Search engine - Wikitech-l

29 Jan 2003


      Our search engine desperately needs retooling. If there's no objection
from those in the know, I'd like to migrate us to MySQL 4. The fulltext
search in 4 has boolean capabilities built right in, meaning we could
remove our hackish and buggy parser, and wouldn't need to stack so many
MATCHes together in a query when some poor sap types in "chemical
composition of the earth's atmosphere oxygen nitrogen" or something.
(Our search queries are also frequently *dog slow*. This is exacerbated
because, being a myisam table, it locks when someone tries to write it
and another read is pending. I don't _think_ this lock virulently
spreads to other tables joined with it, but it's annoying anyway.)

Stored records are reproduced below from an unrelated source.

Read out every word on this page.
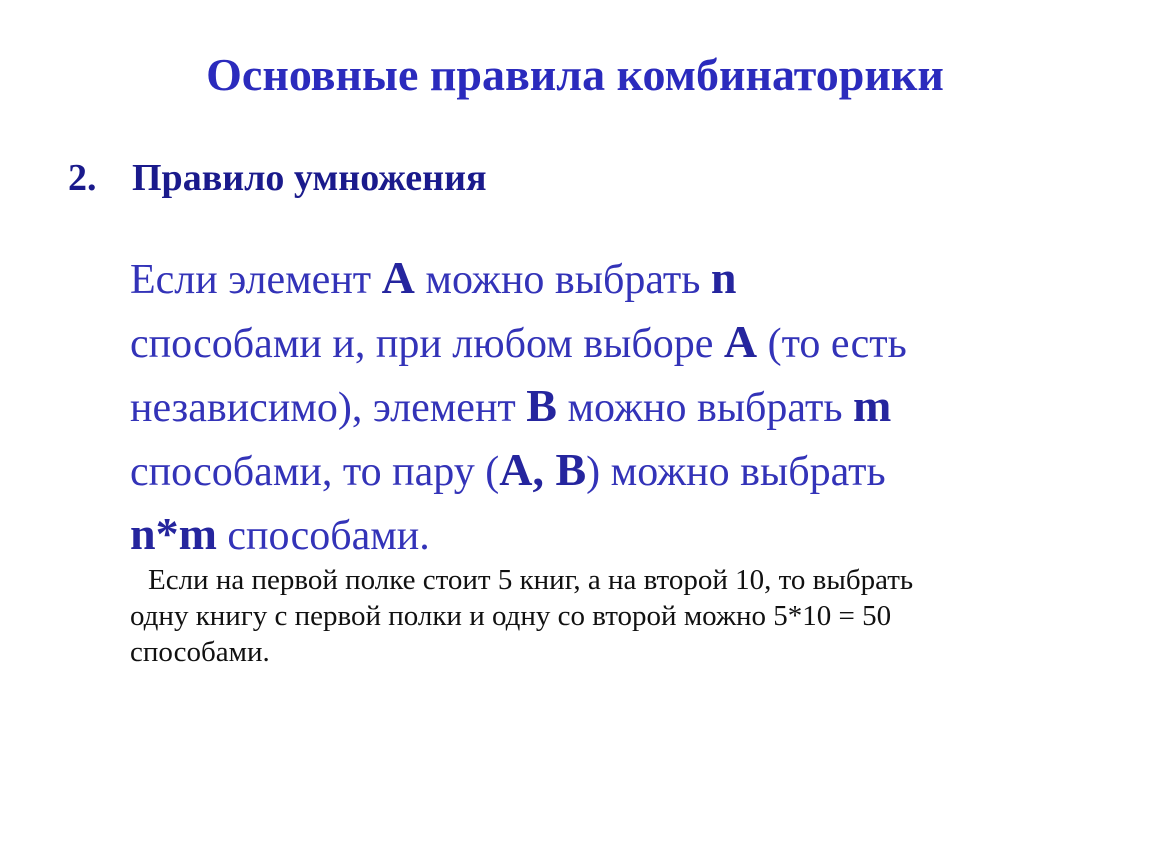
Основные правила комбинаторики
2. Правило умножения
Если элемент A можно выбрать n
способами и, при любом выборе A (то есть
независимо), элемент B можно выбрать m
способами, то пару (A, B) можно выбрать
n*m способами.
Если на первой полке стоит 5 книг, а на второй 10, то выбрать
одну книгу с первой полки и одну со второй можно 5*10 = 50
способами.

Other things to think about:
* Stopwords. Can we just get rid of the damn stopwords and search
anything?
* "Title results" vs "Text results" - this two-prong approach is, I
think, rather confusing. We could have a single search index field with
the title text weighted more heavily (by repetition?), and just give a
single set of results.
* Text extracts: these show the raw wikicode, and often include language
links, HTML code, etc. Yuck! If we can strip these, that might be good.
* Character entities: should be folded to their raw equivalents in the
search index, so searching a page containing "Schrödinger" and one
containing "Schr&ouml;dinger" gives identical results.
* 'Power search' is perhaps a little confusing, and there's currently no
way to get to it short of doing two searches.
* 'Search' and 'go' buttons are not clearly demarcated; several people
have noted confusion.  Better labelling or better arrangement is needed.
* Redirects. We generally want to filter out redirects that seem
duplicative of other things already listed, but *must* show them for
alternate names. Clearer labeling of redirects would help as well.
-- brion vibber (brion @ pobox.com)